09:25 Präsidenten werden debattiert
Nach der Angelobung schreitet das Plenum zur Wahl des Präsidenten. Für das Amt der Ersten Nationalratspräsidentin schlägt die SPÖ erneut Barbara Prammer vor, für das Amt des Zweiten Präsidenten schlägt die ÖVP wieder Michael Spindelegger vor, für den Dritten Präsidenten stehen zwei Vorschläge: die FPÖ hat Martin Graf nominiert, die Grünen Alexander Van der Bellen. Das Plenum beschließt eine Debatte zu diesem Punkt.

09:15 Angelobung startet
Nun beginnen alle 183 Abgeordneten, einzeln "unverbrüchliche Treue der Republik und stete Beobachtung der Verfassungsgesetze" zu geloben.

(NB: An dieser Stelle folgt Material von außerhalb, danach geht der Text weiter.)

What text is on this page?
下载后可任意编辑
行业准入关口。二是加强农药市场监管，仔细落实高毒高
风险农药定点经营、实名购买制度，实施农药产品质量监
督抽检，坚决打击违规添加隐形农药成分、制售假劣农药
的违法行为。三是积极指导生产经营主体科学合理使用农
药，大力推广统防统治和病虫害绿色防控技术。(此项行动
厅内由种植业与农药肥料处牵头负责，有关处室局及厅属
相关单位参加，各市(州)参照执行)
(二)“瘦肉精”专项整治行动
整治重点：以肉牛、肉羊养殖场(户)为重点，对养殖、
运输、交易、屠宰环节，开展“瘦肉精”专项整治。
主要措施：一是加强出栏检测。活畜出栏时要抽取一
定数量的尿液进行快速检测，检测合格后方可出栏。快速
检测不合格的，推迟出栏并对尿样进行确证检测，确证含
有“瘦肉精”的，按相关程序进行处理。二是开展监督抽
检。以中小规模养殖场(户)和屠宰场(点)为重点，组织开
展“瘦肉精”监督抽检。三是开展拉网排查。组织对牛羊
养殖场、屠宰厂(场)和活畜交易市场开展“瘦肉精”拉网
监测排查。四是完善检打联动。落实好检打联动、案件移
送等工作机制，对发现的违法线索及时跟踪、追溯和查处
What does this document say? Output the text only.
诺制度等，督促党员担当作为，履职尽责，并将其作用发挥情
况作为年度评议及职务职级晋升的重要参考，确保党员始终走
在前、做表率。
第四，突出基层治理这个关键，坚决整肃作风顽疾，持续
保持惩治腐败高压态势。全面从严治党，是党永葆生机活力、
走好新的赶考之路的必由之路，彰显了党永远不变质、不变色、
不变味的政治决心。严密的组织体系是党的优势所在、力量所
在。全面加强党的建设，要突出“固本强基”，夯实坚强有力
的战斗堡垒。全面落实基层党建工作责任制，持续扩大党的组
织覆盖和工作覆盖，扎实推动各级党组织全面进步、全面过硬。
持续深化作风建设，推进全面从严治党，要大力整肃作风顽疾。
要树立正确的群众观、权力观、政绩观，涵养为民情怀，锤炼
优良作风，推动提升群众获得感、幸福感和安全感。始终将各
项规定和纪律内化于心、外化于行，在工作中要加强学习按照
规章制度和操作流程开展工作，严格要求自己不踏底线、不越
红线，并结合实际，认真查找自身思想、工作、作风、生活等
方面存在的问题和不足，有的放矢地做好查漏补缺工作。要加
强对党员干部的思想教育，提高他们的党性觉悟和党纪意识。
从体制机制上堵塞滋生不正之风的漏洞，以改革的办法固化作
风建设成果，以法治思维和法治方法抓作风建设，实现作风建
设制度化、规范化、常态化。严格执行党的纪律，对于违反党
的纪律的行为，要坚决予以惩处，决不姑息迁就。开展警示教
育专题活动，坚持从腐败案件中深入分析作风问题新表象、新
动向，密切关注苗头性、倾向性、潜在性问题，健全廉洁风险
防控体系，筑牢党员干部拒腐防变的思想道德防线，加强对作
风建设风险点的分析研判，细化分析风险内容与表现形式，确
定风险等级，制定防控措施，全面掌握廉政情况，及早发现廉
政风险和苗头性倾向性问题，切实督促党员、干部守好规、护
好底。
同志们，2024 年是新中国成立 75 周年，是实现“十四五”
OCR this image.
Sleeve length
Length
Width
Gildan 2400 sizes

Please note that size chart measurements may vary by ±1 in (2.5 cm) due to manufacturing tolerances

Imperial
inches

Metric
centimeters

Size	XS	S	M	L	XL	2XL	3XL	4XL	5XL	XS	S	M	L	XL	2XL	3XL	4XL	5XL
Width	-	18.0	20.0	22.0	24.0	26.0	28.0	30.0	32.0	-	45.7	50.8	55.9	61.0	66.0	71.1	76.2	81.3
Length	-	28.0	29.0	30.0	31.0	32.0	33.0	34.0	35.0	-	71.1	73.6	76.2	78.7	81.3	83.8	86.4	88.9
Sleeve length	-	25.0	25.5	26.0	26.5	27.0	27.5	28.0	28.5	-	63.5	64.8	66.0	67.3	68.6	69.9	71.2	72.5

09:10 Bundeshymne zum Start
Nach der Trauerminute wird die konstituierende Sitzung - die erste in der 24. Legislaturperiode - eröffnet mit der Bundeshymne. Bundespräsident Heinz Fischer ist anwesend. Vizekanzler Wilhelm Molterer fehlt - er ist aus Krankheitsgründen offenbar entschuldigt.

09:07 Gedenkminute für Zilk und Sekanina
Nationalratspräsidentin Barbara Prammer bittet als Erstes um eine gemeinsame Gedenkminute aller Abgeordneten aus Anlass des Ablebens von Altbürgermeister Helmut Zilk. Auch des verstorbenen SPÖ-Bautenministers Karl Sekanina wird gedacht.

08:30 Protest der jungen Roten
Vor dem Parlament haben sich Vertreter der Sozialistischen Jugend eingefunden. Sie demonstrieren gegen die Wahl von Martin Graf zum Dritten Nationalratspräsidenten. In der BundesSPÖ gibt es einige Mandatare, die nicht für Graf votieren werden. Trotzdem kann man für den Freiheitlichen eine Stimmenmehrheit von ÖVP, FPÖ und BZÖ erwarten.

In der ersten, der konstituierenden Sitzung des Nationalrats werden die neuen Abgeordneten angelobt, die verschiedenen Ausschüsse werden besetzt, und das Parlament bestimmt seine Präsidenten. Der freiheitliche Bildungssprecher Martin Graf - von seiner Partei als Dritter Präsident nominiert - ist wegen seiner Mitgliedschaft bei der rechtsextremen Studentenverbindung Olympia umstritten. Die Grünen haben daher mit Ex-Chef Alexander Van der Bellen einen symbolischen Gegenkandidaten aufgestellt.

Außerdem beschließt das neue Plenum noch heute das Konjunkturpaket, mit dem der Wirtschaft in Zeiten der Finanzkrise unter die Arme gegriffen werden soll.